Dongkrak Minat Warga Naik Angkutan Umum
Minat masyarakat menggunakan transportasi umum masih minim.
Hal ini tak lepas dari moda transportasi yang belum terintegrasi, terutama
antara DKI Jakarta dan daerah satelit lainnya. Berbagai upaya dilakukan guna meningkatkan
minat warga Jakarta untuk beralih dari kendaraan bermotor ke moda transportasi
umum. Ahmad Nasrun (28), warga Kota Tangerang, terbiasa menggunakan kendaraan
pribadi dari tempat tinggalnya di Kota Tangerang menuju Jakbar. ”Dalam
keseharian, saya lebih memilih menggunakan motor daripada angkutan umum,” ujar
Ahmad, Jumat (15/3) karena pekerjaannya di bidang pemasaran menuntutnya
menjelajahi Jakarta. ”Jika dihitung, masih lebih hemat menggunakan sepeda
motor,” ujarnya.
Begitu juga Muhammad Husein (30) yang memilih menggunakan
sepeda motor dibanding kendaraan umum, karena dia harus memboncengkan sang
istri yang juga berkantor di lokasi sejalur dengan kantornya. Selain itu, dia
juga tak terbiasa dengan kondisi KRL yang berdesakan di jam padat.
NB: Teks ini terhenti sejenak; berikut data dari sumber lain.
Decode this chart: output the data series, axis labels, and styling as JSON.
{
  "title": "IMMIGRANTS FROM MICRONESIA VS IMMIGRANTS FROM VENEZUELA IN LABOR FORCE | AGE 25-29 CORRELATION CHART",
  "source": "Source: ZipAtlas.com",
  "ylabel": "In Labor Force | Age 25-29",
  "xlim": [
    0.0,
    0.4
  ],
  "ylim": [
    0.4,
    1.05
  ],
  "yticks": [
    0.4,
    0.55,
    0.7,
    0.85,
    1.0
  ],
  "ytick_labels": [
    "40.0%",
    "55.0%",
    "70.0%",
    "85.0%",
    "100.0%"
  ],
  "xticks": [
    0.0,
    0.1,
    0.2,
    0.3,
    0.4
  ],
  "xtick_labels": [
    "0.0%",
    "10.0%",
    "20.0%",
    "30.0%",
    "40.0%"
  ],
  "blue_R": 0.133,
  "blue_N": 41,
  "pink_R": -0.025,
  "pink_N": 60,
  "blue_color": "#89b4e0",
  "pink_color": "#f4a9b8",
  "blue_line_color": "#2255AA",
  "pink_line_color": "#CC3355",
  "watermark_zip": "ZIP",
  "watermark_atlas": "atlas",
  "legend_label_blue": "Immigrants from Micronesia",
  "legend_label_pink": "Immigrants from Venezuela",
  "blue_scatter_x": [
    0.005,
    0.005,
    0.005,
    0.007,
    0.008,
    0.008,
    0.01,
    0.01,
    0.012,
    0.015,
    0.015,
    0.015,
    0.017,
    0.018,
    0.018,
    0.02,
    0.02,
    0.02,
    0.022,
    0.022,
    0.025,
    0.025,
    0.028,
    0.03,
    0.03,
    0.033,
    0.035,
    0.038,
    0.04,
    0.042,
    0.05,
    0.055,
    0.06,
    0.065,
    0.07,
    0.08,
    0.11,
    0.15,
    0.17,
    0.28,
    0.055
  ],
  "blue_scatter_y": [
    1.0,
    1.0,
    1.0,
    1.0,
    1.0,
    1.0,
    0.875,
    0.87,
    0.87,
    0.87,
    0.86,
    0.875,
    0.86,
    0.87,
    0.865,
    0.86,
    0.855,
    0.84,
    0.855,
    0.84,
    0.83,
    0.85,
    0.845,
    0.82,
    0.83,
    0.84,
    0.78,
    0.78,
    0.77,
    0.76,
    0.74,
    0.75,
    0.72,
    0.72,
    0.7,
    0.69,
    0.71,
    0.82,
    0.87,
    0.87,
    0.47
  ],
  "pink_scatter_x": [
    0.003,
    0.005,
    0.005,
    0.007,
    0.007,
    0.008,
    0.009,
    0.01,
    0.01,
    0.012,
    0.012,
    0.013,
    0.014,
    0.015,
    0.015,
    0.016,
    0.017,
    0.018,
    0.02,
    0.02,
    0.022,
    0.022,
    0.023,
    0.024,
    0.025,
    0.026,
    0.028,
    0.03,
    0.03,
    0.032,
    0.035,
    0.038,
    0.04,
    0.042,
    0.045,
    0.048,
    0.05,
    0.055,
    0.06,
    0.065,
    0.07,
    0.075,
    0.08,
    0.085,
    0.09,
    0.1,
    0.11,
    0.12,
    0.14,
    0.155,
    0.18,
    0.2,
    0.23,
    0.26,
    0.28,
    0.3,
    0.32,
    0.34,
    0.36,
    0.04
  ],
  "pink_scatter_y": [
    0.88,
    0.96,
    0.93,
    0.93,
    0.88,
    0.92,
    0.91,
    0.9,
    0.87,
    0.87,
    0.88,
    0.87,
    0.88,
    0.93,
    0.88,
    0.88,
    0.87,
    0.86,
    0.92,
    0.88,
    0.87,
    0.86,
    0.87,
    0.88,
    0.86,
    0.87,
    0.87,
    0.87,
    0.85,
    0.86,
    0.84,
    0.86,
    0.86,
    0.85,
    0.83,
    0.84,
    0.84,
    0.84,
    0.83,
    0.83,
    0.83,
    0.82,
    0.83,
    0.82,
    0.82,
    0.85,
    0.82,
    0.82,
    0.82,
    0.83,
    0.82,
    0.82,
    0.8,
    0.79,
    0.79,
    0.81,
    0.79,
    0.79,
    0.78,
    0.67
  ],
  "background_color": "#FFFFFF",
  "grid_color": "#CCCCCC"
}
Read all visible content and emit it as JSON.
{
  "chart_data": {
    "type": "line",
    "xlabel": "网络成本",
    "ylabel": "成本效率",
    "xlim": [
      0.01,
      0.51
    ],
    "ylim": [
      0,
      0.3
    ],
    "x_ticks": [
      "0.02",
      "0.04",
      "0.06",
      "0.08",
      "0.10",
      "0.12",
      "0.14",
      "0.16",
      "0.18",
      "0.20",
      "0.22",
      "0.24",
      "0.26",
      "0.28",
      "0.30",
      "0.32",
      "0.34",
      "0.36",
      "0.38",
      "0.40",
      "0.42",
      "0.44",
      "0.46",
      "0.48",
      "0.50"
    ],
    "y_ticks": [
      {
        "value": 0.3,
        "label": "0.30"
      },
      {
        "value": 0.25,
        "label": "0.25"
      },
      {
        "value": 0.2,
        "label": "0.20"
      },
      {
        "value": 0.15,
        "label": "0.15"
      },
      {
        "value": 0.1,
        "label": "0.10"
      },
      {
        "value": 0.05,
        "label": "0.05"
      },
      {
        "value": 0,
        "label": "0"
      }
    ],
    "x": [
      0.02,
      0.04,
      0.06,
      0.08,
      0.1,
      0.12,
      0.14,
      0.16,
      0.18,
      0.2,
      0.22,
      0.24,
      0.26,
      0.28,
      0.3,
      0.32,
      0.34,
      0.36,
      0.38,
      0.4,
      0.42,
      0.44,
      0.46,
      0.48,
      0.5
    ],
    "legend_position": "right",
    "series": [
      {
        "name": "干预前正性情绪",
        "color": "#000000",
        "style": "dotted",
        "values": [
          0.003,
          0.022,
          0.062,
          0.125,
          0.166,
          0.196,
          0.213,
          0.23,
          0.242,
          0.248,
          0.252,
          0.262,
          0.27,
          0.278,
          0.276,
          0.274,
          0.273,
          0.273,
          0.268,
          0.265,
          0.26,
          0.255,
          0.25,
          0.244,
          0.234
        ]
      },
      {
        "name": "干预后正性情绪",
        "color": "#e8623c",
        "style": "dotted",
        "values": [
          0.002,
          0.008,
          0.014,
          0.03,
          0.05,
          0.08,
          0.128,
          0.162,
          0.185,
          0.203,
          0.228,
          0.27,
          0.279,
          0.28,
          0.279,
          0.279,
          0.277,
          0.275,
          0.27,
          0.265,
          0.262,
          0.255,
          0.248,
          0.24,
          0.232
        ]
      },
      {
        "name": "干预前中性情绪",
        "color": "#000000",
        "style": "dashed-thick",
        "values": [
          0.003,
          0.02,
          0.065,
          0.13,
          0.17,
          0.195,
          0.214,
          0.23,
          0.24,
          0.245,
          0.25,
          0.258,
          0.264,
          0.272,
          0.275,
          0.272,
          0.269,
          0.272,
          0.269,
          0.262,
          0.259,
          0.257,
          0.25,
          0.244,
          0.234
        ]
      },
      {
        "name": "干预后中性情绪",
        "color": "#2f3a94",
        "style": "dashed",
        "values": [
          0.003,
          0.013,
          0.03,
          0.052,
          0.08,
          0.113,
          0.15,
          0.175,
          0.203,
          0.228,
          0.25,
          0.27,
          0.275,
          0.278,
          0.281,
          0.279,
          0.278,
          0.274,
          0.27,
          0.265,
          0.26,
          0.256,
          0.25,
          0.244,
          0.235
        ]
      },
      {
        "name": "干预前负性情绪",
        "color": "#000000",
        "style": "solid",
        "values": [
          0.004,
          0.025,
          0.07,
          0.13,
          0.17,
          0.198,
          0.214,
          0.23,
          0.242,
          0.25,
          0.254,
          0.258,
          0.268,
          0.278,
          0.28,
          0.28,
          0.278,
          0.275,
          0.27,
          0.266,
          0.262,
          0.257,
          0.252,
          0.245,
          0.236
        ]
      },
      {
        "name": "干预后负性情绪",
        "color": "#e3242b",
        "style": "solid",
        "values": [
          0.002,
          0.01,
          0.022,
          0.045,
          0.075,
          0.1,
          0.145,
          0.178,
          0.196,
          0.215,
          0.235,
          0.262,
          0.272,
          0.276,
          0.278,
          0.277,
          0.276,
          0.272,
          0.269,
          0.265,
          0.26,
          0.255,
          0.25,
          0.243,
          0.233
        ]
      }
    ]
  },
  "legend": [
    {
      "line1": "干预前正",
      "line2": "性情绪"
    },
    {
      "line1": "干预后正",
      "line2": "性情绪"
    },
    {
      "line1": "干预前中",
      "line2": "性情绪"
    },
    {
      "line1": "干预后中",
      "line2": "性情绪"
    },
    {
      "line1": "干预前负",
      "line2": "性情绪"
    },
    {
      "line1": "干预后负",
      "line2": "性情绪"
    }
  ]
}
Apalagi
ketepatan waktu angkutan umum di Jakarta masih sulit diprediksi. Berdasarkan
data Dishub DKI Jakarta, penggunaan sepeda motor masih mendominasi. Dari 88
juta perjalanan per hari, penggunaan sepeda motor mencapai 68,3 %. Adapun
pengguna kendaraan umum hanya 18,45 %. Ketimpangan ini membuat permasalahan lalu
lintas, terutama kemacetan, masih terjadi.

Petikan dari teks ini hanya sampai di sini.